I fear that I was irritable at the time, as I was expressing my irritation with how my writing is often met. "My writing," I said to him, "is the answer to a question and the solution to a problem." "How Collingwoodian of you," he humorously replied, as we just read R.G. Collingwood's Essay on Metaphysics together. Collingwood defines thinking as a series of questions and answers, and encourages other to write, not about him, but about the problems that he is addressing.
I want my problems to be shared. "I show people my writing and everyone takes issues with my formulations. 'This isn't clear...'. 'This metaphor doesn't quite work...'. 'This is ambiguous...'. These are proper critiques of my writing, and I want to learn to engage in the craft of writing, editing, considering audience. But I also get frustrated when I feel I am told that I am inventing problems, asking the wrong questions, or otherwise misguided.

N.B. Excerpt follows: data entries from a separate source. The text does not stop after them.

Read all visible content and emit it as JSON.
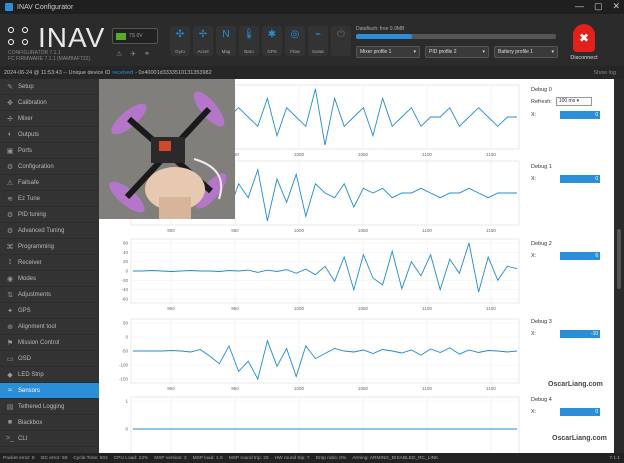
{
  "window": {
    "title": "INAV Configurator",
    "minimize": "—",
    "maximize": "▢",
    "close": "✕"
  },
  "brand": {
    "name": "INAV",
    "config_line": "CONFIGURATOR  7.1.1",
    "fw_line": "FC FIRMWARE  7.1.1 (MAMBAF722)"
  },
  "battery": {
    "label": "7S 0V",
    "charge_fraction": 0.25
  },
  "sensors": [
    {
      "label": "Gyro",
      "icon": "gyro-icon",
      "glyph": "✣",
      "active": true
    },
    {
      "label": "Accel",
      "icon": "accel-icon",
      "glyph": "✢",
      "active": true
    },
    {
      "label": "Mag",
      "icon": "mag-icon",
      "glyph": "N",
      "active": true
    },
    {
      "label": "Baro",
      "icon": "baro-icon",
      "glyph": "🌡",
      "active": true
    },
    {
      "label": "GPS",
      "icon": "gps-icon",
      "glyph": "✱",
      "active": true
    },
    {
      "label": "Flow",
      "icon": "flow-icon",
      "glyph": "◎",
      "active": true
    },
    {
      "label": "Sonar",
      "icon": "sonar-icon",
      "glyph": "⌁",
      "active": true
    },
    {
      "label": "",
      "icon": "power-icon",
      "glyph": "⏻",
      "active": false
    }
  ],
  "dataflash": {
    "label": "Dataflash: free 9.9MB",
    "used_fraction": 0.28
  },
  "profiles": {
    "mixer": "Mixer profile 1",
    "pid": "PID profile 2",
    "battery": "Battery profile 1"
  },
  "disconnect": {
    "label": "Disconnect"
  },
  "status": {
    "timestamp": "2024-06-24 @ 11:53:43 -- Unique device ID",
    "received": "received",
    "uid": "- 0x40001d3333510131353982",
    "show_log": "Show log"
  },
  "sidebar": [
    {
      "label": "Setup",
      "icon": "wrench-icon",
      "glyph": "✎"
    },
    {
      "label": "Calibration",
      "icon": "calibration-icon",
      "glyph": "✥"
    },
    {
      "label": "Mixer",
      "icon": "mixer-icon",
      "glyph": "✢"
    },
    {
      "label": "Outputs",
      "icon": "outputs-icon",
      "glyph": "◐"
    },
    {
      "label": "Ports",
      "icon": "ports-icon",
      "glyph": "▣"
    },
    {
      "label": "Configuration",
      "icon": "config-icon",
      "glyph": "⚙"
    },
    {
      "label": "Failsafe",
      "icon": "failsafe-icon",
      "glyph": "⚠"
    },
    {
      "label": "Ez Tune",
      "icon": "eztune-icon",
      "glyph": "≋"
    },
    {
      "label": "PID tuning",
      "icon": "pid-icon",
      "glyph": "⚙"
    },
    {
      "label": "Advanced Tuning",
      "icon": "advanced-icon",
      "glyph": "⚙"
    },
    {
      "label": "Programming",
      "icon": "programming-icon",
      "glyph": "⌘"
    },
    {
      "label": "Receiver",
      "icon": "receiver-icon",
      "glyph": "⟟"
    },
    {
      "label": "Modes",
      "icon": "modes-icon",
      "glyph": "◉"
    },
    {
      "label": "Adjustments",
      "icon": "adjustments-icon",
      "glyph": "⇅"
    },
    {
      "label": "GPS",
      "icon": "gps-nav-icon",
      "glyph": "✦"
    },
    {
      "label": "Alignment tool",
      "icon": "alignment-icon",
      "glyph": "⊕"
    },
    {
      "label": "Mission Control",
      "icon": "mission-icon",
      "glyph": "⚑"
    },
    {
      "label": "OSD",
      "icon": "osd-icon",
      "glyph": "▭"
    },
    {
      "label": "LED Strip",
      "icon": "led-icon",
      "glyph": "◆"
    },
    {
      "label": "Sensors",
      "icon": "sensors-icon",
      "glyph": "≈",
      "active": true
    },
    {
      "label": "Tethered Logging",
      "icon": "tethered-icon",
      "glyph": "▤"
    },
    {
      "label": "Blackbox",
      "icon": "blackbox-icon",
      "glyph": "■"
    },
    {
      "label": "CLI",
      "icon": "cli-icon",
      "glyph": ">_"
    }
  ],
  "debug_panel": {
    "refresh_label": "Refresh:",
    "refresh_value": "100 ms",
    "axis_label": "X:",
    "items": [
      {
        "title": "Debug 0",
        "value": "0"
      },
      {
        "title": "Debug 1",
        "value": "0"
      },
      {
        "title": "Debug 2",
        "value": "6"
      },
      {
        "title": "Debug 3",
        "value": "-10"
      },
      {
        "title": "Debug 4",
        "value": "0"
      }
    ]
  },
  "chart_data": [
    {
      "type": "line",
      "name": "Debug 0",
      "x_ticks": [
        "900",
        "950",
        "1000",
        "1050",
        "1100",
        "1150"
      ],
      "y_ticks": [],
      "series": [
        {
          "color": "#1f8bd0",
          "values": [
            0,
            0,
            1,
            0,
            -1,
            0,
            0,
            1,
            0,
            -1,
            0,
            1,
            0,
            -1,
            2,
            -2,
            1,
            0,
            -1,
            3,
            -3,
            2,
            -1,
            0,
            1,
            -2,
            2,
            -1,
            0,
            1,
            -1,
            0,
            0,
            1,
            -1,
            0,
            1,
            0,
            -1,
            0,
            0
          ]
        }
      ]
    },
    {
      "type": "line",
      "name": "Debug 1",
      "x_ticks": [
        "900",
        "950",
        "1000",
        "1050",
        "1100",
        "1150"
      ],
      "y_ticks": [],
      "series": [
        {
          "color": "#1f8bd0",
          "values": [
            0,
            0,
            0,
            1,
            -1,
            0,
            0,
            1,
            -2,
            3,
            -4,
            2,
            -1,
            5,
            -6,
            3,
            -2,
            4,
            -5,
            2,
            0,
            -1,
            2,
            -3,
            1,
            0,
            1,
            -1,
            0,
            0,
            1,
            0,
            -1,
            0,
            0,
            1,
            0,
            -1,
            0,
            0,
            0
          ]
        }
      ]
    },
    {
      "type": "line",
      "name": "Debug 2",
      "x_ticks": [
        "900",
        "950",
        "1000",
        "1050",
        "1100",
        "1150"
      ],
      "y_ticks": [
        "60",
        "40",
        "20",
        "0",
        "-20",
        "-40",
        "-60"
      ],
      "series": [
        {
          "color": "#1f8bd0",
          "values": [
            0,
            0,
            1,
            0,
            -1,
            0,
            1,
            0,
            0,
            -1,
            1,
            0,
            2,
            -3,
            2,
            -1,
            3,
            -5,
            4,
            -8,
            10,
            -22,
            30,
            -40,
            35,
            -15,
            -30,
            42,
            -38,
            20,
            -10,
            35,
            -40,
            25,
            -5,
            60,
            -45,
            30,
            -20,
            10,
            5
          ]
        }
      ]
    },
    {
      "type": "line",
      "name": "Debug 3",
      "x_ticks": [
        "900",
        "950",
        "1000",
        "1050",
        "1100",
        "1150"
      ],
      "y_ticks": [
        "50",
        "0",
        "-50",
        "-100",
        "-150"
      ],
      "series": [
        {
          "color": "#1f8bd0",
          "values": [
            0,
            0,
            0,
            0,
            1,
            0,
            -2,
            3,
            -10,
            -25,
            10,
            -40,
            -20,
            -55,
            20,
            -30,
            5,
            -50,
            10,
            -15,
            -5,
            5,
            0,
            -2,
            2,
            -5,
            3,
            0,
            -4,
            2,
            -8,
            4,
            -3,
            6,
            -6,
            2,
            -3,
            1,
            0,
            -2,
            0
          ]
        }
      ]
    },
    {
      "type": "line",
      "name": "Debug 4",
      "x_ticks": [],
      "y_ticks": [
        "1",
        "0",
        "-1"
      ],
      "series": [
        {
          "color": "#1f8bd0",
          "values": [
            0,
            0,
            0,
            0,
            0,
            0,
            0,
            0,
            0,
            0,
            0,
            0,
            0,
            0,
            0,
            0,
            0,
            0,
            0,
            0,
            0,
            0,
            0,
            0,
            0,
            0,
            0,
            0,
            0,
            0,
            0,
            0,
            0,
            0,
            0,
            0,
            0,
            0,
            0,
            0,
            0
          ]
        }
      ]
    }
  ],
  "footer": {
    "items": [
      "Packet error: 0",
      "I2C error: 50",
      "Cycle Time: 504",
      "CPU Load: 13%",
      "MSP version: 2",
      "MSP load: 1.0",
      "MSP round trip: 25",
      "HW round trip: 7",
      "Drop ratio: 0%",
      "Arming: ARMING_DISABLED_RC_LINK"
    ],
    "version": "7.1.1"
  },
  "watermark": {
    "line1": "OscarLiang.com",
    "line2": "OscarLiang.com"
  }
}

I want to feel like I perceive reasonable problems in the world, and that my problems can be shared. But it is difficult when there is a lack of agreement in what problem, what situation, we are even dealing with.
I have recently decided to not pursue a PhD, and to attempt to write beyond academia. I have also recently outlined a project of substantial length.
There are a variety of to frame the project, but one is to discuss the relationship between 'general psychology' and ontology.
I have recently been reading Niels Engelsted's book Catching up with Aristotle, an attempt to articulate a 'general psychology' that could offer greater unity to the fractured discipline of psychology. Engelsted argues that the Soviet psychologist Aleksei Leontiev and Aristotle shared a four-part scheme to capture the meaning of 'psyche', or soul, as they appear in the world: sentience (in basic life), intentionality (in conscious life), mind (in animals with locomotion), and human consciousness (in animals with a social debt economy).
I am highly attracted to the project of general psychology because it is identical with the question, 'What is life?'
The question of general psychology cannot be raised without asking about the general nature of things, or the question of ontology or being. 'What is life?' cannot be asked without also asking 'What is the world?'
The fusion of general psychology and ontology is a feature of our present situation. I said to my friend, 'Behaviorism as a general psychology is predicated upon or consonant with materialism as a general ontology'. He asked me to repeat this. It felt like one of those simple and crystal clear formulations, obviously oversimplified, that I should hold onto.
My friend was pointing out the theoretical extremes of my political analysis; my insistence on the significance of 'local teleology' for psychology and philosophy, my desire to attack materialist, crude 'empiricism', and the like.
I understand this sentiment, and am also surprised by it. Pre-reflective experience is so theoretically intricate, so implicitly theoreitcal. Our entire situation feels so materialist, so behaviorist.
How could we possibly approach general psychology differently without rethinking ourselves ontologically?
And, yet, I speak so often of the impotence of philosophical analysis.